That anything at all exists is a mystery. Reflect on this for a moment. Existence might have been no more than absolute nothingness, surely the most likely situation from an atheistic point of view. Like the lost traveller who is told that he shouldn’t start from here, an atheistic explanation must start from the embarrassing fact that there is something, and assume that there has always been something. Matter being all there is, one must conclude that the universe is the resurrection of a previous universe, and so on, backwards ad infinitum.
The next step up from nothingness is the existence of something. Let us imagine what that something might be. What would least provoke a question as to its origin? It would be the existence of just one thing, and the simplest thing imaginable: a particle, say. If the particle were to be a complex structure (though still indivisible), the structure might reasonably prompt a question concerning its origin (the more complex, the bigger the question); the situation would therefore be less “likely” than the existence of the simplest thing conceivable; and if there existed two or more particles, each identical, one would have to ask whether the chance existence of a duplicate of anything that had seemed unique (however simple) could be considered possible at all, let alone likely.
The next step up from the existence of one very simple thing would be the existence of two very simple things or particles that were fundamentally different from each other. This is a big step up, for while we can accept the chance existence of one thing on the basis that something had to have existed if anything existed, there is no such necessity in relation to two things existing. Furthermore, we have, at this point, to introduce another consideration, which is space. If only one thing existed, we would not have to consider space. If two things exist, they define space in relation to each other, and there arises an infinity of possibilities, ranging from two particles next to each other to two particles separated by an infinite distance. We might then suppose that their existing by chance becomes progressively less plausible the closer they are to each other. But would distance in fact matter? The very existence of space between objects connects them in one universe, a non-chance relation that seems impossible to imagine as always having existed.
The next step up from the chance existence of two fundamentally different particles would be the chance existence of two particles that were distinct but not fundamentally different – particles capable, say, of interacting with each other. Again, this is a big step. Can we conceive of the chance existence of two particles, neither of which owed their existence to the other but that were nonetheless sufficiently similar to be, in some degree, compatible, capable of influencing or combining with each other? Again, one also has to consider the infinity of possibilities that arise from the fact that they could be located at any distance from each other. Among that infinity a situation where the two particles were not only hypothetically capable of interacting but close enough to actually interact would be the least plausible, that is, infinitely implausible. There is also the question of what such interaction would involve. Interaction in the world of physics involves concepts of force and energy and interaction through the exchange of further particles. But as the present exercise requires minimalist thinking, we will imagine simply that the two particles had compatible shapes, so that they could fit together to form a larger entity.

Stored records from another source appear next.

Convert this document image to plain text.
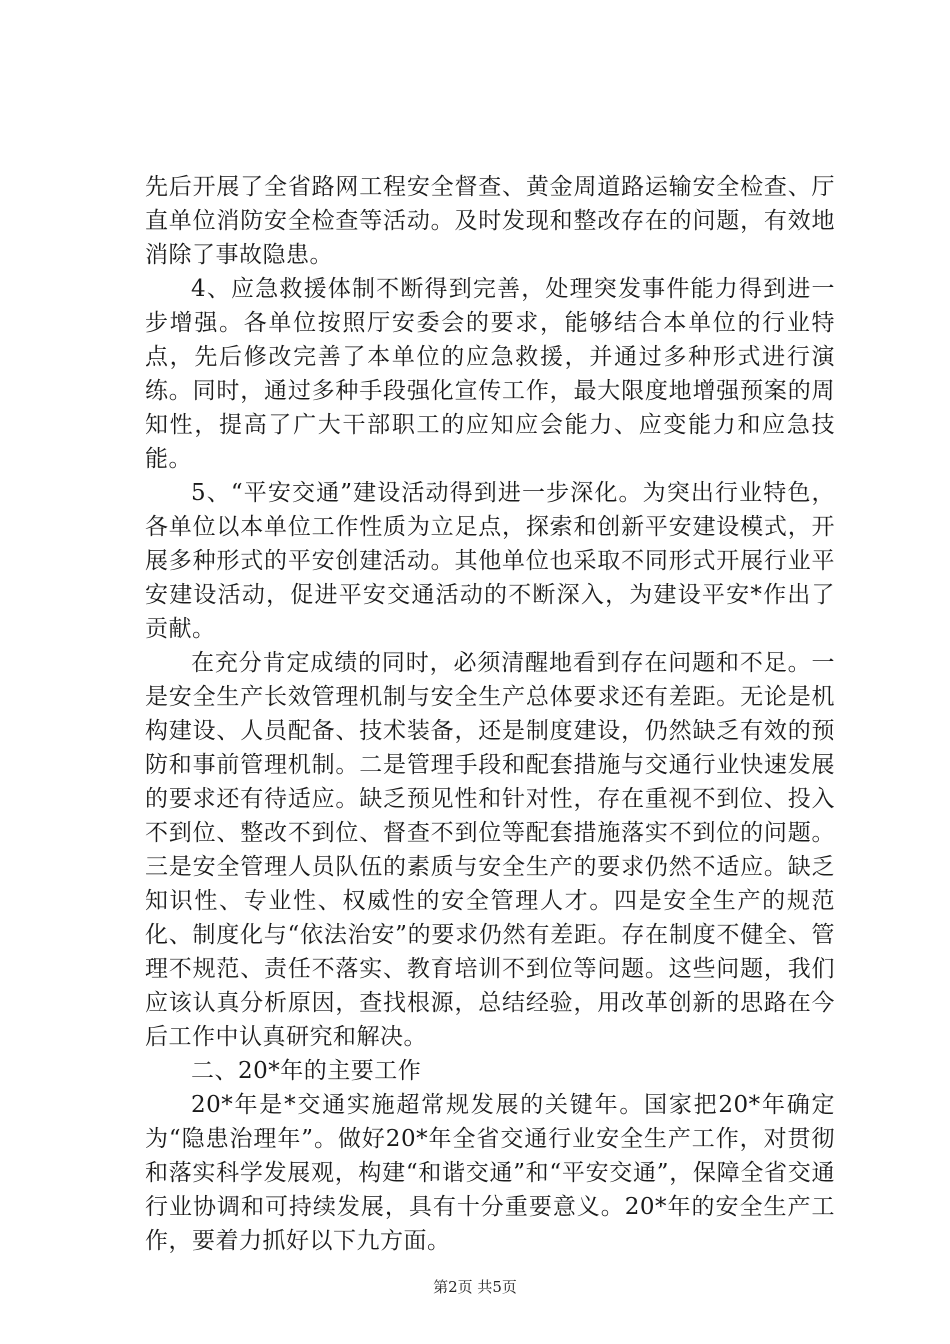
先后开展了全省路网工程安全督查、黄金周道路运输安全检查、厅直单位消防安全检查等活动。及时发现和整改存在的问题，有效地消除了事故隐患。

4、应急救援体制不断得到完善，处理突发事件能力得到进一步增强。各单位按照厅安委会的要求，能够结合本单位的行业特点，先后修改完善了本单位的应急救援，并通过多种形式进行演练。同时，通过多种手段强化宣传工作，最大限度地增强预案的周知性，提高了广大干部职工的应知应会能力、应变能力和应急技能。

5、“平安交通”建设活动得到进一步深化。为突出行业特色，各单位以本单位工作性质为立足点，探索和创新平安建设模式，开展多种形式的平安创建活动。其他单位也采取不同形式开展行业平安建设活动，促进平安交通活动的不断深入，为建设平安*作出了贡献。

在充分肯定成绩的同时，必须清醒地看到存在问题和不足。一是安全生产长效管理机制与安全生产总体要求还有差距。无论是机构建设、人员配备、技术装备，还是制度建设，仍然缺乏有效的预防和事前管理机制。二是管理手段和配套措施与交通行业快速发展的要求还有待适应。缺乏预见性和针对性，存在重视不到位、投入不到位、整改不到位、督查不到位等配套措施落实不到位的问题。三是安全管理人员队伍的素质与安全生产的要求仍然不适应。缺乏知识性、专业性、权威性的安全管理人才。四是安全生产的规范化、制度化与“依法治安”的要求仍然有差距。存在制度不健全、管理不规范、责任不落实、教育培训不到位等问题。这些问题，我们应该认真分析原因，查找根源，总结经验，用改革创新的思路在今后工作中认真研究和解决。

二、20*年的主要工作

20*年是*交通实施超常规发展的关键年。国家把20*年确定为“隐患治理年”。做好20*年全省交通行业安全生产工作，对贯彻和落实科学发展观，构建“和谐交通”和“平安交通”，保障全省交通行业协调和可持续发展，具有十分重要意义。20*年的安全生产工作，要着力抓好以下九方面。

第2页 共5页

At this point, we will stop. By now it should be clear just how difficult it is to imagine the chance existence even of the universe we know. The “Anthropic Principle” attempts to solve the problem posed by its miraculous appearance (see previous section) by supposing that it might be but one of infinitely many universes. Hence it only seems improbable because we are not aware of all the others, which, presumably, are lifeless and non-miraculous. We now see what a sham the argument is. To postulate entire other universes is only to multiply the improbability, not reduce it.
The universe that actually does exist, leaving aside the hypothetical “cold dark matter” that sustains modern cosmology, is estimated to consist of over 1072 particles, comprising three kinds of elementary particle: quarks, leptons and bosons. (This is the standard theory, which may or may not be correct. Another theory is that matter does not consists of particles but has a wave structure.) Quarks, which come in various ‘flavours’, are the constituents of protons and neutrons. Leptons also come in various flavours, one of which is the electron. Bosons include photons and mediate force through being emitted by one matter particle and absorbed by another. All particles are compatible with each other, so as to make up a world now consisting of ninety naturally occurring elements, from hydrogen to uranium, each with unique properties in the visible macro-world and capable of combining with other elements to produce yet more diversity. It is an astonishing system.
Furthermore, every type of matter particle has an antimatter equivalent, with the same mass and spin but opposite charge. Thus in theory the Big Bang should have given rise to matter and antimatter in equal amounts, the two annihilating each other and leaving only a cloud of dispersing radiation. In reality the universe consists almost entirely of matter. As an explanation of existence the Big Bang is no explanation. The matter/antimatter duality at the most fundamental level of physics seems designed to carry the message that the existence of matter is far from inevitable. Matter owes its existence to an act of will, not chance. It has particular properties, and these are not properties that whatever exists had to have. Gravity, mass, heat, atomic structure, molecular bonding, all requires explanation.
Were man a purely rational being, it would be obvious to him that the universe cannot be eternal, cannot always have existed, cannot explain itself. Not only must it have had a beginning; some agency outside itself must have given it a beginning.